MAKING CHANGE PAINLESS: Principal Kathleen Flanagan hopes to make the transition easy for students who come to Smith Middle, Hillsborough County's newest middle school, when it opens in the fall.
REALTORS WRONG: The West Pasco Board of Realtors was off-base in accusing Pasco superintendent Heather Fiorentino of breaking the law with her Amendment 1 information campaign, the Times editorializes.
STUDYING THE N-WORD: A Gibbs High senior seeks to learn where the charged racial epithet came from and why it's now used by teens so casually. His teacher reluctantly agrees. The results are surprising.
MAKING THE ELECTION MATTER: South Florida teachers are fashioning lessons to show their students that the politics of the day actually mean something to them, the Sun-Sentinel reports. At one Miami-Dade charter school, students pretend to be the presidential candidates and stage a debate of their own, the Miami Herald reports. (AP photo)
TEACH FOR JACKSONVILLE: Teach for America's Duval County initiative moves toward a fall debut with the naming of a local executive director, the Florida Times-Union reports. The group hopes to have 50 teachers in at least 10 at-risk schools this fall.
HERE WE GO AGAIN? An unnamed Duval teacher is facing investigation after the Council on American-Islamic Relations complains that the teacher discriminated against Muslims in class, the Florida Times-Union reports.
"TRYING TO FORCE A SQUARE PEG INTO A ROUND HOLE": The Port St. Lucie Planning and Zoning Board recommends denial of Imagine charter school's plans for a new campus, saying the selected site is too small for the number of projected students, the Stuart News reports.

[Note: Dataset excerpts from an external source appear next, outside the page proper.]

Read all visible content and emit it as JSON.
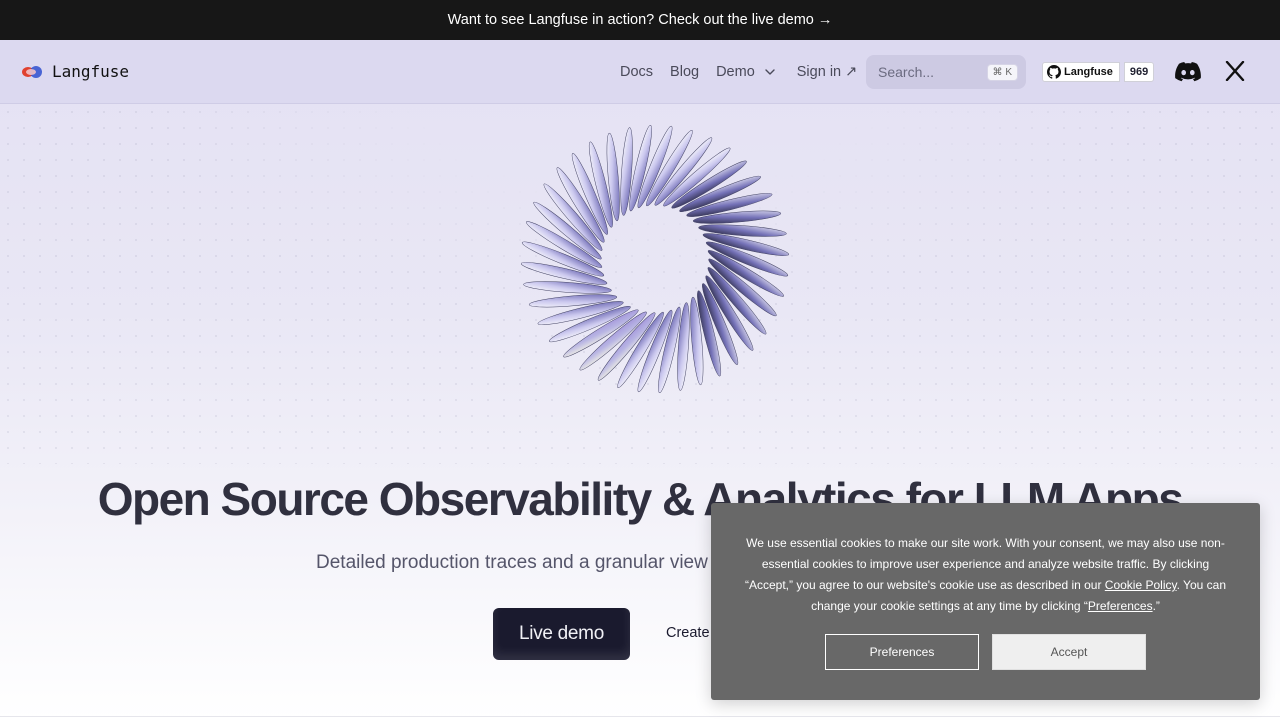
{
  "announcement": {
    "text": "Want to see Langfuse in action? Check out the live demo →"
  },
  "logo": {
    "text": "Langfuse"
  },
  "nav": {
    "docs": "Docs",
    "blog": "Blog",
    "demo": "Demo",
    "signin": "Sign in ↗"
  },
  "search": {
    "placeholder": "Search...",
    "shortcut": "⌘ K"
  },
  "github": {
    "label": "Langfuse",
    "stars": "969"
  },
  "hero": {
    "title": "Open Source Observability & Analytics for LLM Apps",
    "subtitle": "Detailed production traces and a granular view on quality, cost and latency",
    "live_demo": "Live demo",
    "create": "Create an account"
  },
  "cookie": {
    "text_1": "We use essential cookies to make our site work. With your consent, we may also use non-essential cookies to improve user experience and analyze website traffic. By clicking “Accept,” you agree to our website's cookie use as described in our ",
    "policy_link": "Cookie Policy",
    "text_2": ". You can change your cookie settings at any time by clicking “",
    "preferences_link": "Preferences",
    "text_3": ".”",
    "preferences_button": "Preferences",
    "accept_button": "Accept"
  },
  "icons": {
    "github": "github-icon",
    "discord": "discord-icon",
    "x": "x-icon",
    "chevron": "chevron-down-icon"
  },
  "colors": {
    "announcement_bg": "#171717",
    "nav_bg": "#dcd9f0",
    "primary_button": "#1a1a2e",
    "cookie_bg": "#686868"
  }
}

GO AHEAD AND PRAY: The Orange school district reopens its elementary schools, free of charge, to after-hours Bible study clubs, the Orlando Sentinel reports.
NOT FUNNY: A top Lee County student is expelled after playing a practical joke on some teachers, the Naples Daily News reports. His parents are, of course, fighting the penalty.
LEARN AND EARN: Two Georgia schools are paying students who are struggling in math and science to attend study hall for four hours weekly, the AP reports. Critics contend the idea could work in the short term, but once the money dries up, so too might the motivation.